The most bittersweet, eviscerating, cathartic record of the year by my favourite new band of the last five. I can’t believe that music so shiny and euphoric can send my mood into a tailspin, and yet so it is with About U. The “U” of the title, is someone we all recognise – someone we fucked it up with, someone who wasn’t compatible with our worst traits, someone who changed us but we got over them anyway… Nestled in-between the heartache and the rebuilding, jewel in the crown, ‘I Know A Place’ – a freedom anthem – is the best argument for “safe spaces” ever made, in a world where even the safe spaces have come under attack in the past 18-months. Sam Smith once argued that gender-neutral pronouns and careful ambiguity make music more palatable for straight audiences, but I disagree and so does this record. About U was made by queer women, for people at every intersection, and that is where it will resonate most, but these songs are universal and you have to be working very hard to close your mind to not connect with it.

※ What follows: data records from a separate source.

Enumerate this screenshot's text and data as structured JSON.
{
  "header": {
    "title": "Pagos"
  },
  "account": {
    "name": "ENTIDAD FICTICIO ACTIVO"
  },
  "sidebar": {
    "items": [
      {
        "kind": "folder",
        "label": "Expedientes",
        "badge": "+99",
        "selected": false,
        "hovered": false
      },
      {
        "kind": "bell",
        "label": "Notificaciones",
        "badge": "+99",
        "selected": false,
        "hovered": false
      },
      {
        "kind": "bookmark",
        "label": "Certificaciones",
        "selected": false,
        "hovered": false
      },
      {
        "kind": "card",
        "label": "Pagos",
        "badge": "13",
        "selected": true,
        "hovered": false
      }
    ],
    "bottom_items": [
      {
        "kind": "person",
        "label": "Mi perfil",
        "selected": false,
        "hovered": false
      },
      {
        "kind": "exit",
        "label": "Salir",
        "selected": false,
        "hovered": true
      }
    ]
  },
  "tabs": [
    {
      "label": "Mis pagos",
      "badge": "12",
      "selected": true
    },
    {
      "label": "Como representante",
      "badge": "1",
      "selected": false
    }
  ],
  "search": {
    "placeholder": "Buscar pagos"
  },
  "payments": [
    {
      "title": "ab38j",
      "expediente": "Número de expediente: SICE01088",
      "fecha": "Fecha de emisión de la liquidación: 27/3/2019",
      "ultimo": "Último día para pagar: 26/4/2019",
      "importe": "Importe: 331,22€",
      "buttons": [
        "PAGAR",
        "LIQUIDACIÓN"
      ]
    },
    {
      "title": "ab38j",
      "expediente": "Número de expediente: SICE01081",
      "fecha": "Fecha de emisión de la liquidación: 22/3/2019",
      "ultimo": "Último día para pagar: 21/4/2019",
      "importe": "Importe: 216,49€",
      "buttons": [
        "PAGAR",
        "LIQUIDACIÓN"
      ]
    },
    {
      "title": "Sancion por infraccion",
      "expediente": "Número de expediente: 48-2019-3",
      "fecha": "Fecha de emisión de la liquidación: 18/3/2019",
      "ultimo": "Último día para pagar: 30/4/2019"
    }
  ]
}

When I interviewed Khalid at the beginning of this year (and I promise that’s the last time I’m gonna mention it!) this album was already out and already one of my favourites, though it hadn’t quite reached the world at large yet. As I write now, Khalid has exploded in a big way, winning the Best New Artist VMA, being nominated for a couple of Grammys, and scoring some proper hits (especially here in the UK). It was all written though, an absolute inevitability that Khalid would breakout. His debut album is masterful, wise beyond its years, and positive in a way you can almost believe in, even when every single news story you read crushes your spirit just that little bit more. Soaked in R&B, enlivened with synths, mostly easy-breezy but at times lachrymose, that deep, smooth and remarkably versatile vocal slides through every beat, slicing the teenage experience into easily digestible and extremely fulfilling bites. ‘8TEEN’ has been my standout ever since first listen, but the title track, Kylie Jenner-approved ‘Location’, ‘Saved’, ‘Winter’ and the currently charting ‘Young, Dumb & Broke’ deserve special mentions too. An exceptional debut.

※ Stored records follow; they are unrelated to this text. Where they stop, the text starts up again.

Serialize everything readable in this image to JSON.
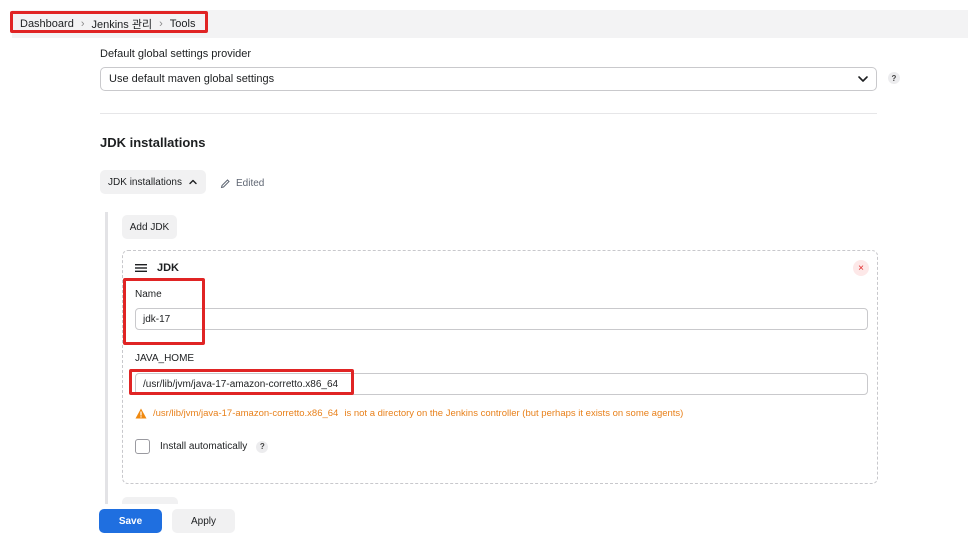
{
  "breadcrumb": {
    "items": [
      "Dashboard",
      "Jenkins 관리",
      "Tools"
    ]
  },
  "maven": {
    "label": "Default global settings provider",
    "selected": "Use default maven global settings",
    "help": "?"
  },
  "jdk_section": {
    "title": "JDK installations",
    "toggle_label": "JDK installations",
    "edited_label": "Edited",
    "add_label": "Add JDK"
  },
  "jdk": {
    "header": "JDK",
    "close": "×",
    "name_label": "Name",
    "name_value": "jdk-17",
    "java_home_label": "JAVA_HOME",
    "java_home_value": "/usr/lib/jvm/java-17-amazon-corretto.x86_64",
    "warning_path": "/usr/lib/jvm/java-17-amazon-corretto.x86_64",
    "warning_text": "is not a directory on the Jenkins controller (but perhaps it exists on some agents)",
    "install_label": "Install automatically",
    "install_help": "?"
  },
  "footer": {
    "save_label": "Save",
    "apply_label": "Apply"
  },
  "colors": {
    "accent": "#1f6fe0",
    "warning": "#e8801a",
    "highlight": "#e02424"
  }
}
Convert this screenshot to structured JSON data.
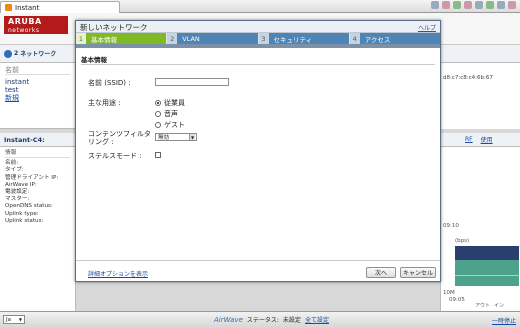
{
  "browser": {
    "tab_title": "Instant"
  },
  "logo": {
    "text_top": "ARUBA",
    "text_bottom": "networks"
  },
  "network_bar": {
    "count": "2",
    "label": "ネットワーク"
  },
  "left_panel": {
    "header": "名前",
    "items": [
      "instant",
      "test"
    ],
    "new_link": "新規"
  },
  "left_panel2": {
    "title": "Instant-C4:",
    "section": "情報",
    "lines": [
      "名前:",
      "タイプ:",
      "管理ドライアント IP:",
      "AirWave IP:",
      "電波設定:",
      "マスター:",
      "OpenDNS status:",
      "Uplink type:",
      "Uplink status:"
    ]
  },
  "right_panel": {
    "mac": "d8:c7:c8:c4:6b:67",
    "tabs": [
      "RF",
      "使用"
    ],
    "chart_labels": [
      "(bps)",
      "09:10",
      "09:05"
    ],
    "legend": [
      "アウト",
      "イン"
    ],
    "axis": [
      "10M",
      "0"
    ]
  },
  "dialog": {
    "title": "新しいネットワーク",
    "help": "ヘルプ",
    "steps": [
      {
        "num": "1",
        "label": "基本情報"
      },
      {
        "num": "2",
        "label": "VLAN"
      },
      {
        "num": "3",
        "label": "セキュリティ"
      },
      {
        "num": "4",
        "label": "アクセス"
      }
    ],
    "section_title": "基本情報",
    "name_label": "名前 (SSID) :",
    "name_value": "",
    "usage_label": "主な用途 :",
    "usage_options": [
      {
        "label": "従業員",
        "selected": true
      },
      {
        "label": "音声",
        "selected": false
      },
      {
        "label": "ゲスト",
        "selected": false
      }
    ],
    "filter_label_line1": "コンテンツフィルタ",
    "filter_label_line2": "リング :",
    "filter_value": "無効",
    "stealth_label": "ステルスモード :",
    "advanced_link": "詳細オプションを表示",
    "next_button": "次へ",
    "cancel_button": "キャンセル"
  },
  "footer": {
    "left_select": "Ja",
    "brand": "AirWave",
    "status_label": "ステータス:",
    "status_value": "未設定",
    "config_link": "全て設定",
    "right_link": "一時停止"
  },
  "colors": {
    "brand": "#b31b1b",
    "step_active": "#7fba26",
    "step_inactive": "#4f85b5",
    "link": "#1a4aa0"
  }
}
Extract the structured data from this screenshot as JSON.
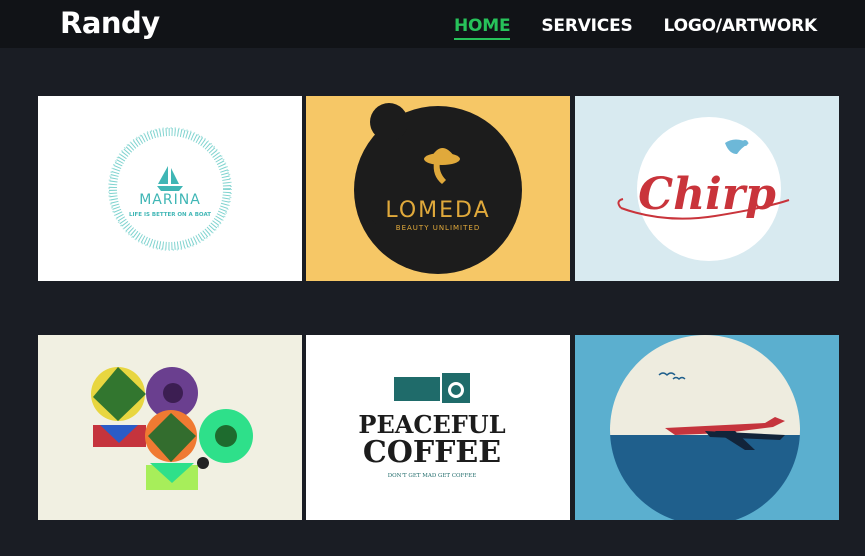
{
  "brand": {
    "name": "Randy"
  },
  "nav": {
    "items": [
      "HOME",
      "SERVICES",
      "LOGO/ARTWORK"
    ],
    "active": "HOME"
  },
  "colors": {
    "accent": "#27c25a",
    "background": "#1a1d24",
    "topbar": "#111317"
  },
  "portfolio": {
    "items": [
      {
        "name": "Marina",
        "title": "MARINA",
        "tagline": "LIFE IS BETTER ON A BOAT",
        "bg": "#ffffff"
      },
      {
        "name": "Lomeda",
        "title": "LOMEDA",
        "tagline": "BEAUTY UNLIMITED",
        "bg": "#f6c766"
      },
      {
        "name": "Chirp",
        "title": "Chirp",
        "bg": "#d8eaf0"
      },
      {
        "name": "Geometric shapes",
        "bg": "#f1f0e2"
      },
      {
        "name": "Peaceful Coffee",
        "title_line1": "PEACEFUL",
        "title_line2": "COFFEE",
        "tagline": "DON'T GET MAD GET COFFEE",
        "bg": "#ffffff"
      },
      {
        "name": "Airplane",
        "bg": "#5bafcf"
      }
    ]
  }
}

Yeah, this was predictable wasn’t it? But look, you can’t argue with quality, and DAMN. is unarguably the best album of the year, what can I do? It’s furious, it’s precise, it’s intelligent, it’s fastidiously produced, it’s blood and it’s fire and it’s love and it’s ego and I have read so many thinkpieces and roundtables and reviews of this record over the year that I can’t write my own for fear I will just regurgitate someone else’s already (better) written thoughts. It’s the only album I’ve wanted to know inside out, immerse in, understand the craft behind it, the history and the meaning, watch all the videos (Kendrick is the only artist who I have watched every music video for this year)… There is nothing I can say that will convince you to listen to this album if you haven’t already, or that you won’t already have heard elsewhere if you’ve been on board. I wish I had a fresh take, but I don’t. I just know that when you’re dealing with greatness you should accept it into your life and give it the credit due. Kendrick is the greatest rapper alive, but also the most formidable artist of the year. Genuflect.